Although Gerdes asserts that her conduct was focused on evaluating evidence supporting Mena and Dickson's prosecution, the record before the Court is unclear. While some of Gerdes' acts, like her interview of Yoshida, appear to be prosecutorial functions,
Gerdes' testimony provides little clarity as to her function during the investigation of Plaintiff, at times suggesting she joined with law enforcement to discover Plaintiff's identity and develop probable cause. (See Gerdes Dep. 78:22-79:8 ("[F]rom day one, the idea that there was this third person involved came to light.... [T]he evidence was pointing towards it being Rafael Soto...."); id. at 187:18-188:10 (describing her review of various evidence at the time and stating "this gave me very, very probative, relevant and powerful evidence connecting Soto to this case"); id. at 188:14-17 ("I was urging the detective to get this video to me quick. To get the results of this information quickly. I mean, [Soto] wasn't arrested."); id. at 188:19-23 ("[T]here was a period from 10/20/11 until 11/7/2011, where we were seeing, you know, what direction the evidence pointed us in." (emphasis added).) Bonilla's testimony about Gerdes' role is similarly unhelpful on this issue. (See Bonilla Dep. 19:18-20 (explaining that "ADA Gerdes" was "assisting in the investigation [of Plaintiff]."), id. at 100:25-101:17 ("Q. Was she involved in all the investigative steps taken in this matter? A. Pretty Much.... We were in constant contact in regard[s] to the steps being taken. If she had a suggestion, we would follow that.").)

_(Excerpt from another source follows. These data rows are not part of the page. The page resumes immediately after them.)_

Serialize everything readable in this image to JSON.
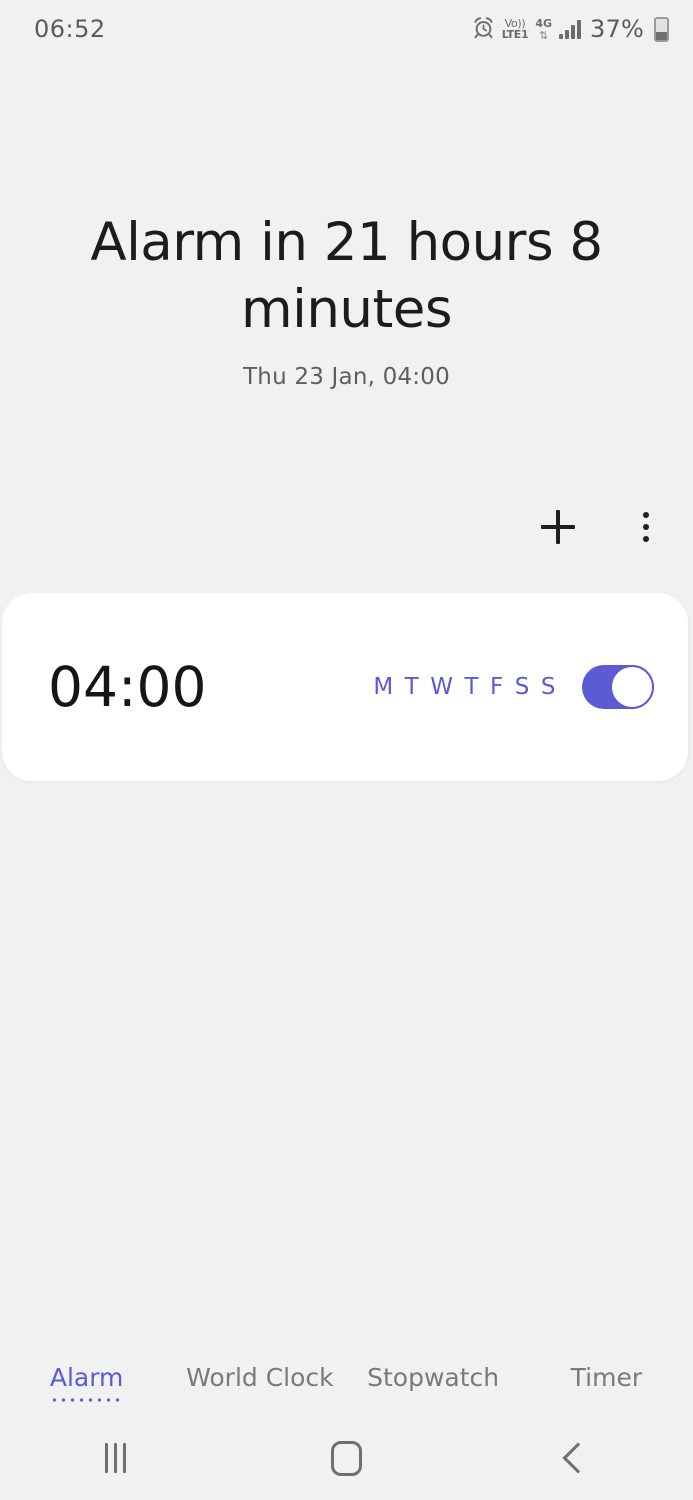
{
  "status_bar": {
    "time": "06:52",
    "alarm_icon": "alarm-clock-icon",
    "volte_top": "Vo))",
    "volte_bottom": "LTE1",
    "network_type": "4G",
    "network_arrows": "⇅",
    "signal_icon": "signal-bars-icon",
    "battery_percent": "37%",
    "battery_level": 37,
    "battery_icon": "battery-icon"
  },
  "header": {
    "headline": "Alarm in 21 hours 8 minutes",
    "subline": "Thu 23 Jan, 04:00"
  },
  "actions": {
    "add_label": "+",
    "add_icon": "plus-icon",
    "more_icon": "more-vertical-icon"
  },
  "alarm": {
    "time": "04:00",
    "days": [
      {
        "letter": "M",
        "selected": true
      },
      {
        "letter": "T",
        "selected": true
      },
      {
        "letter": "W",
        "selected": true
      },
      {
        "letter": "T",
        "selected": true
      },
      {
        "letter": "F",
        "selected": true
      },
      {
        "letter": "S",
        "selected": true
      },
      {
        "letter": "S",
        "selected": true
      }
    ],
    "enabled": true
  },
  "tabs": [
    {
      "label": "Alarm",
      "active": true
    },
    {
      "label": "World Clock",
      "active": false
    },
    {
      "label": "Stopwatch",
      "active": false
    },
    {
      "label": "Timer",
      "active": false
    }
  ],
  "nav_bar": {
    "recents_icon": "recents-icon",
    "home_icon": "home-icon",
    "back_icon": "back-icon"
  },
  "colors": {
    "accent": "#5b5bd6",
    "background": "#f1f1f1",
    "card": "#ffffff",
    "text_primary": "#1c1c1c",
    "text_secondary": "#5e5e5e",
    "text_muted": "#7a7a7a"
  }
}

Because there are disputed factual issues about Gerdes' role and conduct during Plaintiff's investigation, at this stage, the Court cannot resolve those disputes and conclude that she is entitled to absolute immunity as a matter of law. However, as discussed infra Part II.c.i., Plaintiff's false arrest claim is nevertheless dismissed as to all Defendants because there was probable cause for his arrest.

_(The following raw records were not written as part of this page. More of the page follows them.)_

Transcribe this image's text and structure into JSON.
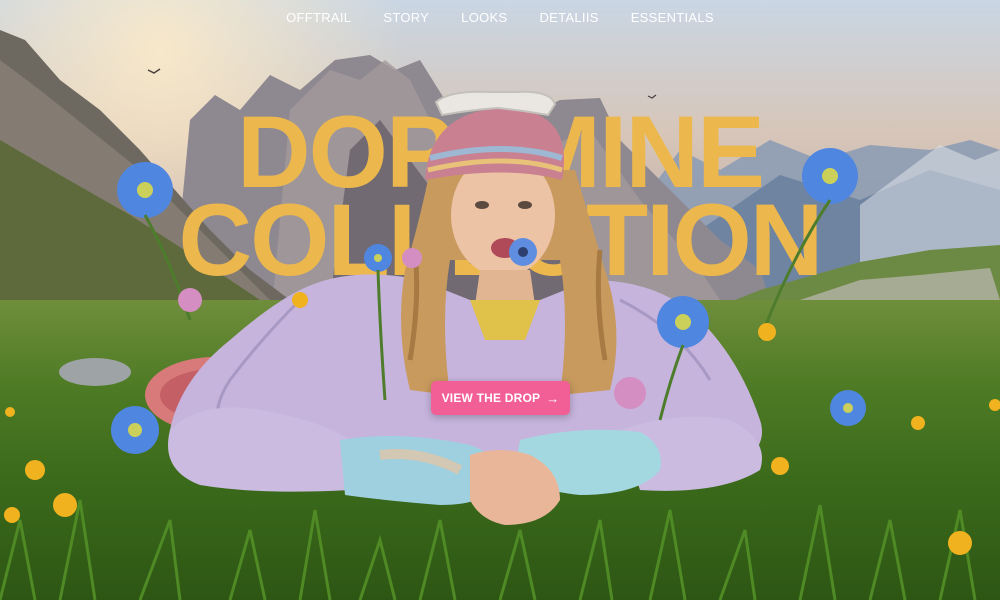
{
  "nav": {
    "items": [
      {
        "label": "OFFTRAIL"
      },
      {
        "label": "STORY"
      },
      {
        "label": "LOOKS"
      },
      {
        "label": "DETALIIS"
      },
      {
        "label": "ESSENTIALS"
      }
    ]
  },
  "hero": {
    "headline_line1": "DOPAMINE",
    "headline_line2": "COLLECTION",
    "cta_label": "VIEW THE DROP",
    "cta_icon": "arrow-right-icon",
    "cta_arrow": "→"
  },
  "colors": {
    "headline": "#ecb84e",
    "cta": "#f15f96",
    "nav_text": "#ffffff"
  }
}
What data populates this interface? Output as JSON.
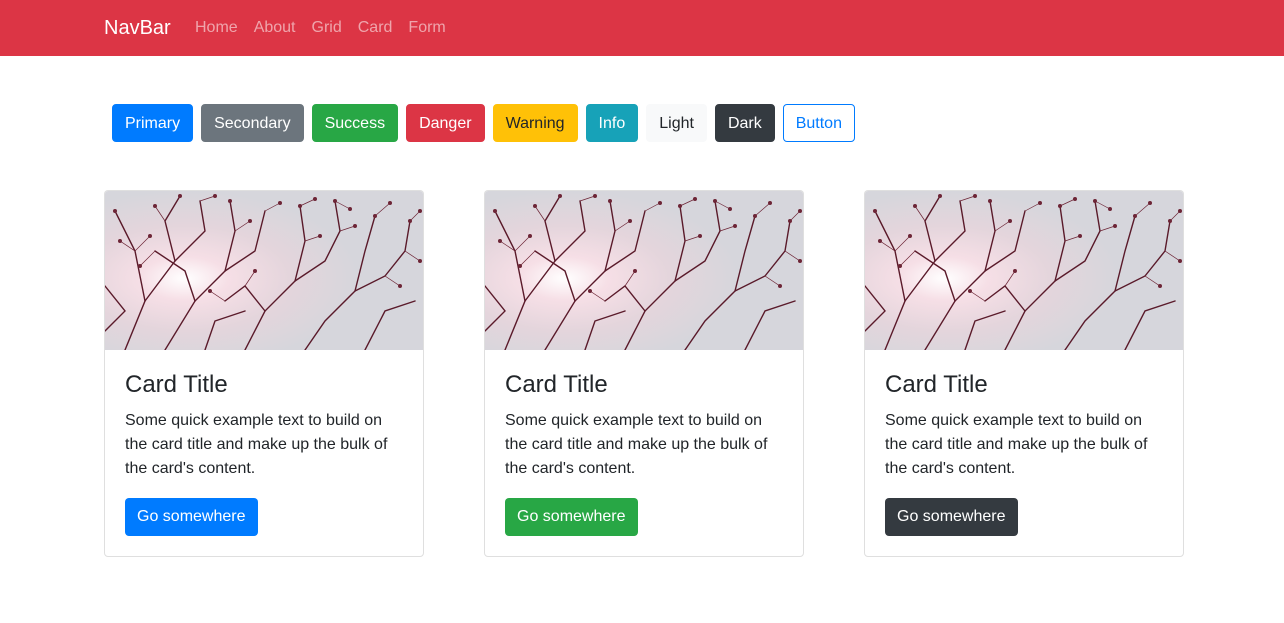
{
  "navbar": {
    "brand": "NavBar",
    "links": [
      "Home",
      "About",
      "Grid",
      "Card",
      "Form"
    ],
    "color": "#dc3545"
  },
  "buttons": [
    {
      "label": "Primary",
      "variant": "primary"
    },
    {
      "label": "Secondary",
      "variant": "secondary"
    },
    {
      "label": "Success",
      "variant": "success"
    },
    {
      "label": "Danger",
      "variant": "danger"
    },
    {
      "label": "Warning",
      "variant": "warning"
    },
    {
      "label": "Info",
      "variant": "info"
    },
    {
      "label": "Light",
      "variant": "light"
    },
    {
      "label": "Dark",
      "variant": "dark"
    },
    {
      "label": "Button",
      "variant": "outline-primary"
    }
  ],
  "cards": [
    {
      "title": "Card Title",
      "text": "Some quick example text to build on the card title and make up the bulk of the card's content.",
      "button": "Go somewhere",
      "button_color": "#007bff"
    },
    {
      "title": "Card Title",
      "text": "Some quick example text to build on the card title and make up the bulk of the card's content.",
      "button": "Go somewhere",
      "button_color": "#28a745"
    },
    {
      "title": "Card Title",
      "text": "Some quick example text to build on the card title and make up the bulk of the card's content.",
      "button": "Go somewhere",
      "button_color": "#343a40"
    }
  ]
}
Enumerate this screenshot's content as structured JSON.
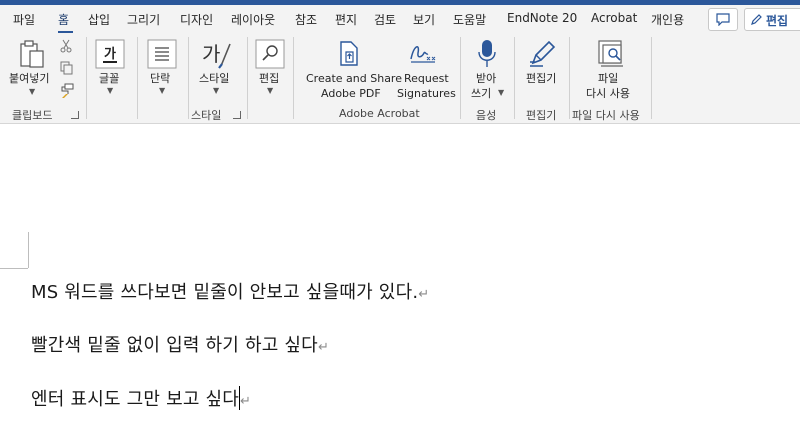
{
  "ribbon_tabs": [
    {
      "label": "파일"
    },
    {
      "label": "홈"
    },
    {
      "label": "삽입"
    },
    {
      "label": "그리기"
    },
    {
      "label": "디자인"
    },
    {
      "label": "레이아웃"
    },
    {
      "label": "참조"
    },
    {
      "label": "편지"
    },
    {
      "label": "검토"
    },
    {
      "label": "보기"
    },
    {
      "label": "도움말"
    },
    {
      "label": "EndNote 20"
    },
    {
      "label": "Acrobat"
    },
    {
      "label": "개인용"
    }
  ],
  "active_tab": "홈",
  "editing_mode_label": "편집",
  "groups": {
    "clipboard": {
      "label": "클립보드",
      "paste_label": "붙여넣기"
    },
    "font": {
      "button_label": "글꼴"
    },
    "paragraph": {
      "button_label": "단락"
    },
    "styles": {
      "label": "스타일",
      "button_label": "스타일"
    },
    "editing": {
      "button_label": "편집"
    },
    "adobe_acrobat": {
      "label": "Adobe Acrobat",
      "create_share_line1": "Create and Share",
      "create_share_line2": "Adobe PDF",
      "request_sig_line1": "Request",
      "request_sig_line2": "Signatures"
    },
    "voice": {
      "label": "음성",
      "dictate_line1": "받아",
      "dictate_line2": "쓰기"
    },
    "editor": {
      "label": "편집기",
      "button_label": "편집기"
    },
    "reuse_files": {
      "label": "파일 다시 사용",
      "line1": "파일",
      "line2": "다시 사용"
    }
  },
  "document": {
    "paragraphs": [
      "MS 워드를 쓰다보면 밑줄이 안보고 싶을때가 있다.",
      "빨간색 밑줄 없이 입력 하기 하고 싶다",
      "엔터 표시도 그만 보고 싶다"
    ],
    "paragraph_mark": "↵"
  },
  "colors": {
    "accent": "#2b579a",
    "ribbon_bg": "#f3f3f3"
  }
}
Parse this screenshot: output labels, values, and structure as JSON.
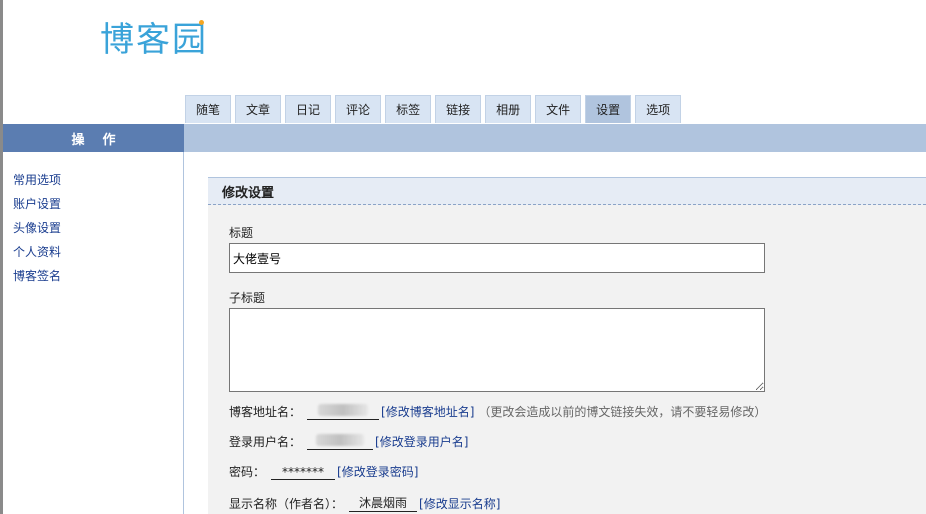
{
  "logo": {
    "text": "博客园"
  },
  "tabs": [
    {
      "label": "随笔"
    },
    {
      "label": "文章"
    },
    {
      "label": "日记"
    },
    {
      "label": "评论"
    },
    {
      "label": "标签"
    },
    {
      "label": "链接"
    },
    {
      "label": "相册"
    },
    {
      "label": "文件"
    },
    {
      "label": "设置",
      "active": true
    },
    {
      "label": "选项"
    }
  ],
  "sidebar": {
    "header": "操作",
    "items": [
      {
        "label": "常用选项"
      },
      {
        "label": "账户设置"
      },
      {
        "label": "头像设置"
      },
      {
        "label": "个人资料"
      },
      {
        "label": "博客签名"
      }
    ]
  },
  "form": {
    "section_title": "修改设置",
    "title_label": "标题",
    "title_value": "大佬壹号",
    "subtitle_label": "子标题",
    "subtitle_value": "",
    "blog_address_label": "博客地址名：",
    "blog_address_link": "[修改博客地址名]",
    "blog_address_note": "（更改会造成以前的博文链接失效，请不要轻易修改）",
    "login_name_label": "登录用户名：",
    "login_name_link": "[修改登录用户名]",
    "password_label": "密码：",
    "password_value": "*******",
    "password_link": "[修改登录密码]",
    "display_name_label": "显示名称（作者名）：",
    "display_name_value": "沐晨烟雨",
    "display_name_link": "[修改显示名称]"
  },
  "colors": {
    "accent": "#5b7db1",
    "tab_bg": "#d8e4f3",
    "bar": "#b0c4de",
    "link": "#1a3d8f",
    "logo": "#3aa3d9"
  }
}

Defendants assert that Bonilla is also entitled to absolute immunity from Plaintiff's false arrest and malicious prosecution claims. According to Defendants, because
Because a Section 1983 claim is a constitutional tort, the claims are "guided by common-law principles of tort," and a plaintiff must establish causation. See Wray v. City of New York, 490 F.3d 189, 193 (2d Cir.2007) (citing Malley v. Briggs, 475 U.S. 335, 345, 106 S.Ct. 1092, 89 L.Ed.2d 271 (1986)); Townes v. City of New York, 176 F.3d 138, 145 (2d Cir.1999). Applying those principles, the Second Circuit has held that an officer may escape liability for a constitutional harm where an intervening cause severs the causal connection between the officer's unlawful conduct and the harm to the plaintiff. See Townes, 176 F.3d at 146-47. However, where an officer misled or pressured the official exercising judgment, that conduct may prevent an informed decision, and the officer may still be a proximate cause of the injury. See Bermudez v. City of New York, 790 F.3d 368, 375-76 (2d Cir.2015) (finding that a reasonable jury could conclude that investigating officers' failure to inform the prosecutor "about problems in the initial questioning" of eyewitnesses "could have prevented [the prosecutor] from making an informed decision about the reliability of that evidence"); Zahrey, 221 F.3d at 344 ("[T]here is a constitutional right not to be deprived of liberty as a result of the fabrication of evidence by a government officer acting in an investigatory capacity, at least where the officer foresees that he himself will use the evidence with a resulting deprivation of liberty."); Townes, 176 F.3d at 147 (Intervening exercise of independent judgment will break the causal chain "in the absence of evidence that the police officer misled or pressured the official who could be expected to exercise independent judgment.").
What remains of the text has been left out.